Quale la sua opinione rispetto al tanto decantato “new normal”?

Sicuramente ci stiamo rendendo conto che potremo fare anche in futuro qualche viaggio in meno. Come pure alcune manifestazioni b2b, dove spesso ci siamo trovati più a fare i baristi dietro i nostri banchetti che i “commercianti”, o salteranno o dovranno rivedere fortemente la loro formula. Ma attenzione a non considerare l’alternativa digitale come l’unica soluzione possibile. Al momento non sto osservando grandi alternative ma quello che è certo è che dovremmo studiarne di nuove al più presto.

Molti in questi mesi parlano poi dell’aumento del consumo a casa come un fattore che rimarrà forte anche nel prossimo futuro. Io non lo so se questo avverrà ma rimango del parere che nulla potrà sostituire il fuori casa che è indispensabile per l’economia della nostra filiera.

Poi c’è il tema dell’e-commerce. Sicuramente rappresenta un’ottima opportunità ma io penso che almeno in Europa non vedremo grandi crescite fino a quando non si liberalizzerà la vendita dei vini online che potrebbe offrire una straordinaria opportunità per tutto il sistema produttivo.
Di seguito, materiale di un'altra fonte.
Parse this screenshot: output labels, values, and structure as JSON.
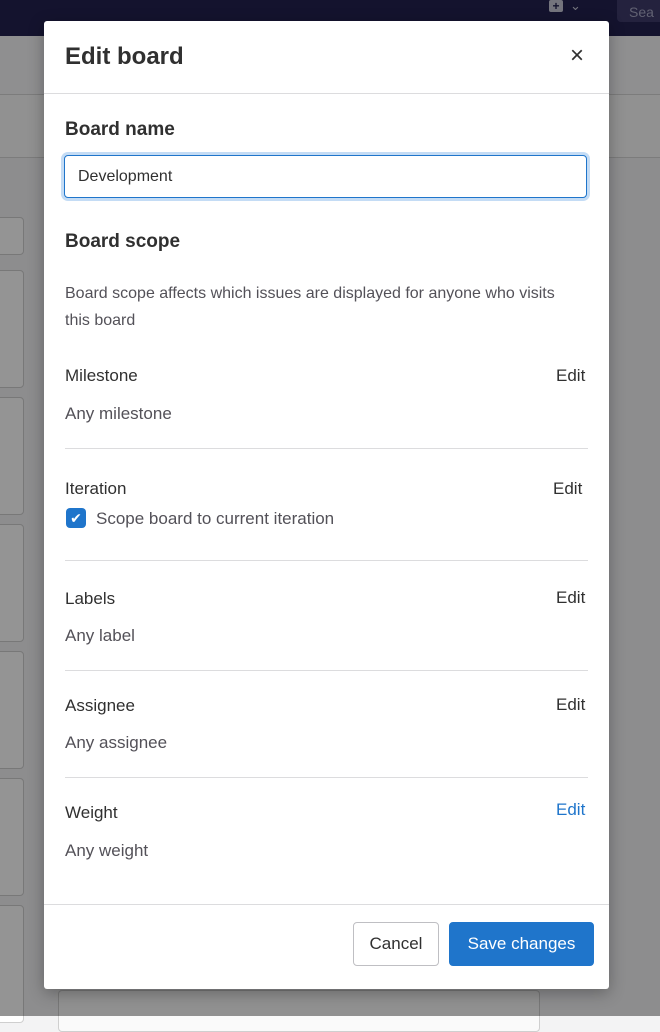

Trovo che questa “impossibilità” sia veramente un paradosso all’interno dell’Unione Europea. Qualcuno mi deve spiegare perché non posso vendere liberamente vino in Germania? In questo modo faccio arricchire solo le piattaforme terze di vendita online e consento loro, inoltre, di detenere un patrimonio di indirizzi profilati, preziosi per qualsiasi strategia di marketing e commercializzazione”.

Lei è stato tra i primi produttori del nostro Paese, anche nella veste di presidente di Federdoc, a spingere sul fronte della sostenibilità. Sembra che oggi questo fattore stia assumendo un’importanza sempre più forte anche tra i consumatori.

“È vero, sei o sette anni fa quando parlavamo di sostenibilità sembravamo dei visionari, un po’ fuori dal mondo. C’era qualcosa, allora, che non veniva ancora colto. Ora posso dire, con un certo orgoglio, che l’ho fatto prima che Greta mi ispirasse. A parte le battute io credo fermamente che la sostenibilità sia ormai, fortunatamente, un processo irreversibile. Basta guardare come si stanno muovendo anche i Monopoli che sempre di più richiedono vini certificati “sostenibili” nei loro tender. Con la nostra  Equalitas (nata nel 2015 da una iniziativa di Federdoc ed Unione Italiana Vini, raccogliendo l’eredità tecnica e culturale di un movimento di stakeholders per la sostenibilità del vino raccoltisi attorno al Forum per La Sostenibilità del Vino ed al progetto UIV-Tergeo ndr) ormai riceviamo richiesta di adesione di 7-8 aziende a settimana”.

Infine, inevitabile, una domanda sullo stato di salute delle nostre denominazioni e ovviamente dei nostri Consorzi.

Che le denominazioni rivestano un ruolo chiave nell’identità vitivinicola del nostro Paese ormai lo riconoscono tutti. Che in Italia siano troppe è un dato di fatto sul quale da tempo anche come Federdoc stiamo lavorando. Ma è altrettanto vero che tutti si stanno rendendo conto del ruolo chiave che hanno i Consorzi di tutela nel creare quella casa comune indispensabile per tutelare e promuovere le nostre denominazioni. So come voi di Wine Meridian siete attenti osservatori dei nostri Consorzi e di come esortate una crescita delle competenze al loro interno. Vi posso garantire che questo è un obiettivo chiave anche della nostra organizzazione e penso che molti passi in avanti sono stati fatti in questi anni ma altri ancora ne dovranno essere fatti nel prossimo futuro”.